A hundred pages in, the story jumps ahead 15 years. Iran is a different place, theocratic no more, and Martin has settled into a new life in Tehran, complete with job, wife and young son. His friend Omar is there too, as is the newest high-tech 3D total-immersion gaming experience: Zendegi. Zendegi is only one of several game platforms—strong rivals are coming out of China and Bangalore—but Zendegi is the local favorite, and Martin’s son Javeed wants to play.

It ‘s here that the book’s Iranian backdrop begins to make perfect thematic sense. Apart from the fact that science fiction scenarios are as likely to play out in the Middle East as anywhere else—after all, that part of the world will experience the future too—the themes of both Zendegi the book and Zendegi the game take on a particular resonance in light of a society which remains, if not theocratic, nonetheless profoundly religious in outlook.

As the game grows more sophisticated, the non-playing, computer-generated background characters grow more complex in their interactions with players, a process abetted by sophisticated brain-mapping techniques. These techniques are detailed in the part of the book focusing on Nasim, an Iranian-expat researcher in America who returns to Tehran following the 2012 revolution.

The question of artificial intelligence, of knowing at what point programming ends and consciousness begins, is an old one in science fiction. (And in science fact, for that matter.) Egan’s book frames the question in a fresh and invigorating way.

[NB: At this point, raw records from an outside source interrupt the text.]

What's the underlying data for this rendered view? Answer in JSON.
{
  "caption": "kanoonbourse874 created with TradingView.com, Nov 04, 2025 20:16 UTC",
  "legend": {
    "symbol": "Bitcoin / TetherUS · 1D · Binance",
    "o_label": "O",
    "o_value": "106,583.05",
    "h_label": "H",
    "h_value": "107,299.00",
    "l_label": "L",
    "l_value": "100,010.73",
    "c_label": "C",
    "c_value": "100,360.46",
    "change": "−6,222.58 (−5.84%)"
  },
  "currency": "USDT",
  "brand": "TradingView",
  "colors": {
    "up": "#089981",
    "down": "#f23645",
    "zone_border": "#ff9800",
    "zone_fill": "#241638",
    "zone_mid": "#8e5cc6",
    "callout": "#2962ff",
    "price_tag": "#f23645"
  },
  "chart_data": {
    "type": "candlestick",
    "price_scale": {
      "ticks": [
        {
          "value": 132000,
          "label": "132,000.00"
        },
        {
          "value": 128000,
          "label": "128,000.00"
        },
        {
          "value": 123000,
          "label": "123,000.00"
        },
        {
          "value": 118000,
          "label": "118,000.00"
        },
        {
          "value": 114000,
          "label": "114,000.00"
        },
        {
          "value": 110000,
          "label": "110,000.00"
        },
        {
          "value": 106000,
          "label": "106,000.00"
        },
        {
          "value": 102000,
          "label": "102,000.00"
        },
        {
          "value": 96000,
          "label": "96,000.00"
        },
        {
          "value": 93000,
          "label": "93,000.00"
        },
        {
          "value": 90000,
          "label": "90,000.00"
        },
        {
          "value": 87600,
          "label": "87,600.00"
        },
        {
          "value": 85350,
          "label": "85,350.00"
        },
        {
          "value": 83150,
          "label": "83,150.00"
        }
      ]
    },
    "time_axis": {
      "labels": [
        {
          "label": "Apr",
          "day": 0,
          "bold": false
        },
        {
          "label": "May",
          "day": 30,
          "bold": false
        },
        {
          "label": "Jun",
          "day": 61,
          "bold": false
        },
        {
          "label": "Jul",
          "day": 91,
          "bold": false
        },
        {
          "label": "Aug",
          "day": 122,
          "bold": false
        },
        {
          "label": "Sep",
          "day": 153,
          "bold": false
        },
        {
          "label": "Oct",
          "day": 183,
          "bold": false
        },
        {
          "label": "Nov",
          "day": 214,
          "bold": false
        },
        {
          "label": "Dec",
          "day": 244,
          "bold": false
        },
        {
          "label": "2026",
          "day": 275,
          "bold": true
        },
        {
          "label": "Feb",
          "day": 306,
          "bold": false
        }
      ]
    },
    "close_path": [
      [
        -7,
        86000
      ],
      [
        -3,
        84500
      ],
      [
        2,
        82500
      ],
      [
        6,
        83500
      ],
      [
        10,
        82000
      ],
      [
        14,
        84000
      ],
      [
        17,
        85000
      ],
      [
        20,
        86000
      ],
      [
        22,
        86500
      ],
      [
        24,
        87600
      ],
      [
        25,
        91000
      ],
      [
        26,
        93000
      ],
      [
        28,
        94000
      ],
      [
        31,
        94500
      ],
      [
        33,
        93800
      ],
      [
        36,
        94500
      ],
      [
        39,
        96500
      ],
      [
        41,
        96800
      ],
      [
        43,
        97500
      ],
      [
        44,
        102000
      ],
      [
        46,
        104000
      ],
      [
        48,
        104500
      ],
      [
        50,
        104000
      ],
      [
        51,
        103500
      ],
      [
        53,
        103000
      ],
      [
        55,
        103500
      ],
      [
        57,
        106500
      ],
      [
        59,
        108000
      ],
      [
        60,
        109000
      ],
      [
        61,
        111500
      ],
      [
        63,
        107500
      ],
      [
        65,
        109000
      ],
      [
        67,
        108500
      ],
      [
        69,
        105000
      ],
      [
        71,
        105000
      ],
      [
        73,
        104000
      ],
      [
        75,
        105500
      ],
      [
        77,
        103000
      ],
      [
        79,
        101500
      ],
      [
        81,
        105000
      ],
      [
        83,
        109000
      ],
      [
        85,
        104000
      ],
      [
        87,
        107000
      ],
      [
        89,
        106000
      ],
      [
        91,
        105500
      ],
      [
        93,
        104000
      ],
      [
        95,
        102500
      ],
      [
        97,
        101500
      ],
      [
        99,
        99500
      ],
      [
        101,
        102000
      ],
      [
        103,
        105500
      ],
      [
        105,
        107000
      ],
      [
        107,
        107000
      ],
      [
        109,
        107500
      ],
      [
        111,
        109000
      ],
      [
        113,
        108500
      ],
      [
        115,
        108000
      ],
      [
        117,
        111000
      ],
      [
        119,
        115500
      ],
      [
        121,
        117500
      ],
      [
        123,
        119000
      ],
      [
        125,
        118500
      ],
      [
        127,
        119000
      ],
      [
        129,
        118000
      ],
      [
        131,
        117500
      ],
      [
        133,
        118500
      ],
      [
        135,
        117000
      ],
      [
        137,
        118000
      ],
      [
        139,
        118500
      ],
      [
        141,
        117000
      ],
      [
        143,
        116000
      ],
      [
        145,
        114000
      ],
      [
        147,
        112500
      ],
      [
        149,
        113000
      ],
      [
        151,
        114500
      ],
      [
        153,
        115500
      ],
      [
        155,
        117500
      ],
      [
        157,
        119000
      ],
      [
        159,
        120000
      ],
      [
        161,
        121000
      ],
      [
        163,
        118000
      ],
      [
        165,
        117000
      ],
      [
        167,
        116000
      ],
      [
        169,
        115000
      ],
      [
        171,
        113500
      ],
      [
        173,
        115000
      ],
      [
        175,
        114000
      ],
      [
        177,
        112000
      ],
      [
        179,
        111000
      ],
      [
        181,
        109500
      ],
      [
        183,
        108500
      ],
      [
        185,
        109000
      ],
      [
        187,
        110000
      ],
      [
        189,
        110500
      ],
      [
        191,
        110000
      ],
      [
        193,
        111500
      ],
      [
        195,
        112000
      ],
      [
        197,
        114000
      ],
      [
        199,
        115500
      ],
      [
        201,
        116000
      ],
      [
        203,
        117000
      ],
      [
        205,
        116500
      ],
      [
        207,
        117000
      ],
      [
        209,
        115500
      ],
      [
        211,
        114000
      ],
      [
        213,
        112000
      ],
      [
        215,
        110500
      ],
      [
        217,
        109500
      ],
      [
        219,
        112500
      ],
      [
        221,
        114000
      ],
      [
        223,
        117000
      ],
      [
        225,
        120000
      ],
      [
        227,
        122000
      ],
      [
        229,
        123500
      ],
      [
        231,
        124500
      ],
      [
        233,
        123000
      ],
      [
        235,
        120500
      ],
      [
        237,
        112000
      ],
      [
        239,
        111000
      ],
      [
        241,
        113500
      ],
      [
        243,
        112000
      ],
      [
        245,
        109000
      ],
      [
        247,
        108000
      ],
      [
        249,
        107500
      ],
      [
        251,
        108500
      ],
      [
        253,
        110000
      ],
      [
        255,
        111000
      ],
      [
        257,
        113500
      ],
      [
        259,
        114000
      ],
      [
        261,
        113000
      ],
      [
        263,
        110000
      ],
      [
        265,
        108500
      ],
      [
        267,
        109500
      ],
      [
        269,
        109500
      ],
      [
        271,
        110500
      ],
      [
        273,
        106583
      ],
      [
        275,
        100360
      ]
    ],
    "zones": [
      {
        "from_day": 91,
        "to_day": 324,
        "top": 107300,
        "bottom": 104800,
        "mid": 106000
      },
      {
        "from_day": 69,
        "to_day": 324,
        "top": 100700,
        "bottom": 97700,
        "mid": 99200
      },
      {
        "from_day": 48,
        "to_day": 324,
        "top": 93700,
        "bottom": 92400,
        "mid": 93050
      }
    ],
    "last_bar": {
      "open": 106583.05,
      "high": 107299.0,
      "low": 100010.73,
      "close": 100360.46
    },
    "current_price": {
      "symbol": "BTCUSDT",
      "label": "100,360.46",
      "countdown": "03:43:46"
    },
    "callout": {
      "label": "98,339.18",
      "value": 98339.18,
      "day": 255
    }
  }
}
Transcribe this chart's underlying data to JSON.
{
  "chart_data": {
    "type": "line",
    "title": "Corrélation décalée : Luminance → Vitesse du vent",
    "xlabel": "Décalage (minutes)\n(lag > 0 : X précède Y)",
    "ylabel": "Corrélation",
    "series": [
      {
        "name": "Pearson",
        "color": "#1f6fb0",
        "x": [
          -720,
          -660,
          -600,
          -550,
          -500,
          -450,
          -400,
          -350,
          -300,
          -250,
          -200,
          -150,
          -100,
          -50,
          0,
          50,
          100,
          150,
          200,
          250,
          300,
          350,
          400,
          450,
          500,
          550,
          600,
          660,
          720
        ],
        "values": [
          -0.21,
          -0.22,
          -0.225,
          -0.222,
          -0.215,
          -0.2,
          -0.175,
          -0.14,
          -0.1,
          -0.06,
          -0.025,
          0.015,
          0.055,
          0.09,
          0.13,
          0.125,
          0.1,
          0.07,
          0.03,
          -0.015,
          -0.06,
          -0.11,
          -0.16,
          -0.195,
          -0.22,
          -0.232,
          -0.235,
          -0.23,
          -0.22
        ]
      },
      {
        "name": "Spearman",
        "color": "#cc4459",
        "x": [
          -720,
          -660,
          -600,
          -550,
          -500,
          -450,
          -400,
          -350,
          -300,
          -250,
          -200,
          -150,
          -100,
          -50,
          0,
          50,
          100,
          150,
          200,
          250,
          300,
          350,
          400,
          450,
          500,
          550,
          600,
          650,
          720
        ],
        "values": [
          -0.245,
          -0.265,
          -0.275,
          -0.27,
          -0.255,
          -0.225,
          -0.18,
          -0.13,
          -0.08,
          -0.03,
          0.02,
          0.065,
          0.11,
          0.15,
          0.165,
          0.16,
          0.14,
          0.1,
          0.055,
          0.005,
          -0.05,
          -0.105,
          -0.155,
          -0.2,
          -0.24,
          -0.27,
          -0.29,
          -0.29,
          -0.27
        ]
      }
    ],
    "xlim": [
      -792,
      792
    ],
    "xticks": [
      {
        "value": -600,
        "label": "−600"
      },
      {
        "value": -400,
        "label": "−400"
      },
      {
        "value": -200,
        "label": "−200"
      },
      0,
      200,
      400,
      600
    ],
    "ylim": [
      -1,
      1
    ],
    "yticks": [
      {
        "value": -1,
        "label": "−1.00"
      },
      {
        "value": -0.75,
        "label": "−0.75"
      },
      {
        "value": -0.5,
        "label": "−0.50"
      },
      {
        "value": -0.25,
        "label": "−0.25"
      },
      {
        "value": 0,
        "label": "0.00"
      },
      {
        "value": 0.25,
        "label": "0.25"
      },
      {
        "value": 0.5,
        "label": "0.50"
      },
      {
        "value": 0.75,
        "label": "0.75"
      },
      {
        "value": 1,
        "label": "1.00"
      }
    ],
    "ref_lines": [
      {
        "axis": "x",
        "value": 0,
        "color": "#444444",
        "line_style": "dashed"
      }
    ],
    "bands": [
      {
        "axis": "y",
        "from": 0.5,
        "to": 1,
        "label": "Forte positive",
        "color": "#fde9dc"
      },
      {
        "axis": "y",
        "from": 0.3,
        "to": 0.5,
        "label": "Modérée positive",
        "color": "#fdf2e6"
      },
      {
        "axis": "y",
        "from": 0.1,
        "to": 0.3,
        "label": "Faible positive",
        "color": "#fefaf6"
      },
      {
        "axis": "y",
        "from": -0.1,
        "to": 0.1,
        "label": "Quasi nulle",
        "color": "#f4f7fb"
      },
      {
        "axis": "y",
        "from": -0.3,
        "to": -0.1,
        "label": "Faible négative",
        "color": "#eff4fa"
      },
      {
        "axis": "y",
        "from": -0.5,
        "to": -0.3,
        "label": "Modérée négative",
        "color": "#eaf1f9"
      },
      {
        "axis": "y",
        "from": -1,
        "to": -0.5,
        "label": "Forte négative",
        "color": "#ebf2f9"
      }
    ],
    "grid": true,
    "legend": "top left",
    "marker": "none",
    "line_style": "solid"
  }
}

It also makes Zendegi seem like one hell of a game, the kind of thing you’d love to spend all your free time playing. Players stand in round, enclosed containers that allow freedom of movement, wearing goggles and gloves that transmit information about their virtual environments visually and tactilely. Walking or running on a treadmill, they find themselves moving through the virtual environments with no disconnect between what their bodies are doing and what their eyes are reporting. Cameras and electrodes follow every real-life movement within the spheres, so players in the game experience a natural ease of movement unencumbered by intermediary tech such as keyboards or joysticks.

The environments, and the stories within them, are limited only by the game designers’ imaginations, so playing is an addictive escape from mundanity. Even in the book, the scenes within Zendegi are some of the liveliest and most exciting.

As Egan shows, though, this diversion comes at a cost. For many players, the question of game-character consciousness is one that will be of little or no concern; but there are enough religious conservatives in both Iran and the USA to worry the designers of the game. When Martin Seymour (he “sees more,” get it?) receives some unwelcome news halfway through the book—news that causes him to reconsider his future in Tehran—those concerns burst to the foreground.

Zendegi is a well written, smartly paced and ultimately thoght-provoking SF novel that pushes the boundaries of what is commonly called “science fiction”. It will make you think, but even more importantly, it will make you feel, too.